Outre les mariages, les définitions du couple, les relations de génération et de genre, j'ai aussi mené des recherches sur l'engagement associatif. C'est ce qui m'a permis de conceptualiser les choix des migrants et de leurs enfants par ce que je nomme une double contextualisation par laquelle le chercheur tient compte de l'environnement immédiat de l'enquêté mais aussi de sa connaissance et de son implication évolutives en Algérie. Être d'ici sans se déconnecter de là-bas, et inversement pour celles et ceux qui tentent le «retour» sans exclure un retour du retour quand la nationalité française le leur permet.
Que vous a apporté Sayad?
Beaucoup, avec la finesse du rendu des entretiens, par son analyse qui tient compte de l'émigration sans ignorer l'immigration. Il offre une articulation de l'ici et de l'ailleurs, l'émigré ne fait pas que précéder l'immigré. L'un et l'autre constituent les deux facettes du migrant. Il y a bien sûr sa typologie de l'émigration algérienne qui rend finement les processus de décomposition du monde rural et des processus d'individuation. Mai j'ai eu beaucoup de plaisir à faire lire ses textes par mes étudiants, et plus particulièrement Les enfants illégitimes. Dans cet article il dévoile, par la locutrice, l'interculturalité que j'ai voulu éclairer à mon tour par les recherches sur le mariage ou sur la définition de l'autorité en situation migratoire.

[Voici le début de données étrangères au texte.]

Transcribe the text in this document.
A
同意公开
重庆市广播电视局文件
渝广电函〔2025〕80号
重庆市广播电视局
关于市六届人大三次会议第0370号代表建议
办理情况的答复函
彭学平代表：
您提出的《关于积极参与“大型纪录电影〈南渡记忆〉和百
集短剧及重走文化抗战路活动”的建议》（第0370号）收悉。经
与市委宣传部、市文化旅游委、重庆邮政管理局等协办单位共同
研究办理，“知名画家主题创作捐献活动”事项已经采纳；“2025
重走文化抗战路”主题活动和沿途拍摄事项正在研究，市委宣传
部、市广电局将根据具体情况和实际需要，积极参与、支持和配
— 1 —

Bourdieu? La rencontre avec l'oeuvre de Bourdieu a été déterminante dans l'orientation qui est la mienne.
Tout son travail montre que le monde est social, que débusquer les évidences permet de mieux en saisir les structures. Mais surtout, celles-ci, et plus précisément les dispositions incorporées par l'individu, ne sont pas figées à tout jamais. C'est un alphabet social appris, intériorisé, par lequel on peut saisir les agents dans leur présent sans ignorer les empreintes actives de leur passé, passé qu'il faut entendre comme contexte social avec des dominations...
Bourdieu a constitué pour moi, et d'une manière inattendue car je me suis approprié certains ouvrages que tardivement, une ouverture sur mon propre passé. C'est après des recherches sur la culture, sur l'enseignement (avec La distinction, La reproduction...) que j'ai connu les ouvrages consacrés à l'Algérie (Travail..., Le déracinement avec Sayad). J'ai reçu ces derniers comme une ouverture, pas comme un «retour», une ouverture donnant à comprendre une situation de destruction des structures et des modes de vie.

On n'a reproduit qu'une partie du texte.